Sunday, June 22, 2003

Weekend Concert Round-Up

It was like Reading Festival 1990 revisited with the Buzzcocks, Nick Cave and the Bad Seeds and David Gedge in Chicago this weekend. It's more of a coincidence since many other acts that played the three-day music festival in England have been in town recently or are on their way soon: The Cramps, Wire, the Fall. All we need now is a Pixies reunion, since I'm certainly not hoping to ever see Ned's Atomic Dustbin again.

Buzzcocks, Metro, June 20

I think one of the Ramones said that they didn't think they were doing anything unusual or revolutionary, they were just playing pop songs really fast. The description is even more apt for the Buzzcocks. Their fat-free set was full of sing-along choruses and giddy, revved-up pop songs. Original members Pete Shelley and Steve Diggle are looking a bit paunchy but are still adorable and had a relentless joie de vie throughout the performance.

Opening act Billy Talent was like a second-rate Fugazi tribute band with a pointlessly angry front man. A heckler called out, "Play a good song." They responded with a cover Fugazi's "Waiting Room," a more explicit nod to their most obvious influence. The heckler should have been more specific and requested that they play a good song well.

Nick Cave & the Bad Seeds, Chicago Theatre, June 21

Nick may be around the same age as the Buzzcocks, but he's as wiry as ever. He and the Bad Seeds delivered a set of intense drama. Highlights included "God is in the House," which sounded like the writings of Dr. Suess if he were southern preacher, and the escalated interpretation of "The Mercy Seat," which started slowly and quietly, creeping up to a frenzied crescendo. They closed with "Babe I'm on Fire," a song so long and densely verbose that he required one Paul (Pall?) Bearer to hold cue cards with the lyrics.

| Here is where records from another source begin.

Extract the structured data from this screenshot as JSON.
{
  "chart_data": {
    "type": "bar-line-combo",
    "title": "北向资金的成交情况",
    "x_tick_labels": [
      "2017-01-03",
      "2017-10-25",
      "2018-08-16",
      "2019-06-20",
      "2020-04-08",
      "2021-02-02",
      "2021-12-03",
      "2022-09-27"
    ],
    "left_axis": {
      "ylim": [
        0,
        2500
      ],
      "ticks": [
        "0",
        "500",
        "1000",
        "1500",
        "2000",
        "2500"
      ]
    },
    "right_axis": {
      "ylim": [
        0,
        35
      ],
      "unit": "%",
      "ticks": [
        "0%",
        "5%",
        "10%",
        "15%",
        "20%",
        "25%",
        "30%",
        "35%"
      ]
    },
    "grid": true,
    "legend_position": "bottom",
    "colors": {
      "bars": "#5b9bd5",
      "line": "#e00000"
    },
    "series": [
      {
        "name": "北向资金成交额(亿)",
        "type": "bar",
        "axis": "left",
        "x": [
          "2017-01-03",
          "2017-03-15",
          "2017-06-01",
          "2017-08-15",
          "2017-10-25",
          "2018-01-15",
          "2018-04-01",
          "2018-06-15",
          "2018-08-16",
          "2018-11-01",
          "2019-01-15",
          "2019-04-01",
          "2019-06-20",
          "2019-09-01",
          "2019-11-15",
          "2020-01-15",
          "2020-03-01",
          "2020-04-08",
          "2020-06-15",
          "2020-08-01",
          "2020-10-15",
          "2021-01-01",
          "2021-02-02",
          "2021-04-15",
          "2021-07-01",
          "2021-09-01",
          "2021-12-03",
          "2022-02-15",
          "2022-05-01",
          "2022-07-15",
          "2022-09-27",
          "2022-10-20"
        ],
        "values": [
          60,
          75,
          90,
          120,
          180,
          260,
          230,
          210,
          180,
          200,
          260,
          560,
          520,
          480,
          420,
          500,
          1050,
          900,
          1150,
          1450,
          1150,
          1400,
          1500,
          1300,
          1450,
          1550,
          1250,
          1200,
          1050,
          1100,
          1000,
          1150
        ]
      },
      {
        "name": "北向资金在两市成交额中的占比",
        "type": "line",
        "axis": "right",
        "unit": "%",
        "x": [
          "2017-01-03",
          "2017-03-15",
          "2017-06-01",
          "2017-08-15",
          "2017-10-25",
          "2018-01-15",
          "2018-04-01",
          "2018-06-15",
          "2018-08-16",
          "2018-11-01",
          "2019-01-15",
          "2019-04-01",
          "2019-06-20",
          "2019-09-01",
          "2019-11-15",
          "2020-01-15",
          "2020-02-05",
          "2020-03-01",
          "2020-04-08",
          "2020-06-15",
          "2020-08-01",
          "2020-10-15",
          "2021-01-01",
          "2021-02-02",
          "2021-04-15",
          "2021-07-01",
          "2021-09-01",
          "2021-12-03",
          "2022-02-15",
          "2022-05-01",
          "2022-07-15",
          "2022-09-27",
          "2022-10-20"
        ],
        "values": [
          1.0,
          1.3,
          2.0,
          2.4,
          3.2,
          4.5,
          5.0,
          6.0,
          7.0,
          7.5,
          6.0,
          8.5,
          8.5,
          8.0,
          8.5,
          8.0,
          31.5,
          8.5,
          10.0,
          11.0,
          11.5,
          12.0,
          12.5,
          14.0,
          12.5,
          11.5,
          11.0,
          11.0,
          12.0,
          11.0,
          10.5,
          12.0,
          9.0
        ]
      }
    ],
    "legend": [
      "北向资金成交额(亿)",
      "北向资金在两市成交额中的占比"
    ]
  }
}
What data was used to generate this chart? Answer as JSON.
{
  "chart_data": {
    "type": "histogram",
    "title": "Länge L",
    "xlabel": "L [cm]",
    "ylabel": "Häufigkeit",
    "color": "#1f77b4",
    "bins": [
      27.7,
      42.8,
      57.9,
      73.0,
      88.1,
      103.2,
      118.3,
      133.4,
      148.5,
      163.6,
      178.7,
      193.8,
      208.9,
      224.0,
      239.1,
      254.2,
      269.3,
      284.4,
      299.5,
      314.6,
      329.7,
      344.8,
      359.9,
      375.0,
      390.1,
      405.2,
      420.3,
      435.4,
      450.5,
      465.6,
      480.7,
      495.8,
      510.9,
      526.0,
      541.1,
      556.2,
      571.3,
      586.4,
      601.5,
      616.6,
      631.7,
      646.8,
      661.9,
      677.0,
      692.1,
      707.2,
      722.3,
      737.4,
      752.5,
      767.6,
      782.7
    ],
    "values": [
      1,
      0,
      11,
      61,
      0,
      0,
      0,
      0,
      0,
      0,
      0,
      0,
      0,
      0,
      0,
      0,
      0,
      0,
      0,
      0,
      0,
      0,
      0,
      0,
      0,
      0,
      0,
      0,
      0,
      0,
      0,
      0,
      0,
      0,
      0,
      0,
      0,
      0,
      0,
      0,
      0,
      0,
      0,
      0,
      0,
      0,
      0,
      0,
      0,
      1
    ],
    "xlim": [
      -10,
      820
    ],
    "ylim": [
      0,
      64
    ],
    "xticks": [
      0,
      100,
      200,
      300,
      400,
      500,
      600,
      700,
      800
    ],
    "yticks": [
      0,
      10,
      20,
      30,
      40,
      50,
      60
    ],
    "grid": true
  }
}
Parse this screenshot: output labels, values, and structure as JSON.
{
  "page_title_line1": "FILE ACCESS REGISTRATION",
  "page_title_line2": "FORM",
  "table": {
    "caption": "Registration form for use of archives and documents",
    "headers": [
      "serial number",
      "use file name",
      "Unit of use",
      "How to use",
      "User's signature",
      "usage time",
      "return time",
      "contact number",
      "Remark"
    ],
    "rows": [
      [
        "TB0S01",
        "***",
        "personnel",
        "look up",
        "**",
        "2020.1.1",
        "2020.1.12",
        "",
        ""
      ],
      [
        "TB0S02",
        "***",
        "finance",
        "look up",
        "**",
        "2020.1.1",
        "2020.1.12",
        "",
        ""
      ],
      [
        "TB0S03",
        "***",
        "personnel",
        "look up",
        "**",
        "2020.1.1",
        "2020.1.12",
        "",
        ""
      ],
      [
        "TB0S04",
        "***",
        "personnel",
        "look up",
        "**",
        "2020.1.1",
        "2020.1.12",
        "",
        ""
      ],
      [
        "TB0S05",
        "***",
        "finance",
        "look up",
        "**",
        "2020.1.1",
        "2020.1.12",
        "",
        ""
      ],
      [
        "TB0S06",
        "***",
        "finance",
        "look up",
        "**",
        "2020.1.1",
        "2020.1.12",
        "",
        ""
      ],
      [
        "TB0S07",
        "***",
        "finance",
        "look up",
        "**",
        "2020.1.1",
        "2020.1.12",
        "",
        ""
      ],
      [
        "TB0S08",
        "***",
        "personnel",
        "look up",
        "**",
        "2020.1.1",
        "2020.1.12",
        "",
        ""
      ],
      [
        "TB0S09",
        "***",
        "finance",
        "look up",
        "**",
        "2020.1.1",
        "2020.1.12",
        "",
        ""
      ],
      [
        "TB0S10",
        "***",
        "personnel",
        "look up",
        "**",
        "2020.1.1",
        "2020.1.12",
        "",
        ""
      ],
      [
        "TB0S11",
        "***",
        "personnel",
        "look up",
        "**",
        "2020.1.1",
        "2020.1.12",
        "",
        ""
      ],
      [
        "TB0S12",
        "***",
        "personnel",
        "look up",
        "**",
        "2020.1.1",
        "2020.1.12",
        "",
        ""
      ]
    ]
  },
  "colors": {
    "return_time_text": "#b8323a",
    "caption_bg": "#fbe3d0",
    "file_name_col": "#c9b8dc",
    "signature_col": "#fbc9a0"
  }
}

Cinerama, Abbey Pub, June 21

Sally Murrell, Cinerama's keyboard player and backing vocalist, no longer tours with the band. For a band founded on a more orchestral sound to differentiate them from David Gedge's old band the Wedding Present, they sound rather like the Wedding Present in concert, including David Gedge and Simon Cleave's blistering, furious twin guitar attack. They were road-testing new material but mainly focused on their (relatively) better known tunes, including "Superman" and "Quick, Before It Melts." Sally's absence and therefore the absence of her backing vocals could explain why they passed on "Wow," a stand-out song from Disco Volante, but they more than made up for it by resurrecting the Wedding Present song "Kennedy."

Early on, David informally polled the audience about whether they preferred the Abbey Pub or the Empty Bottle, where the band has played frequently in the past. He got a mixed response. Perhaps he should have asked further into the set. Unless one is in the rather limited sweet spot at the Abbey Pub, their sound system is muddy, but the Empty Bottle provides not only better viewing lines with a wider stage but livelier sound throughout the club.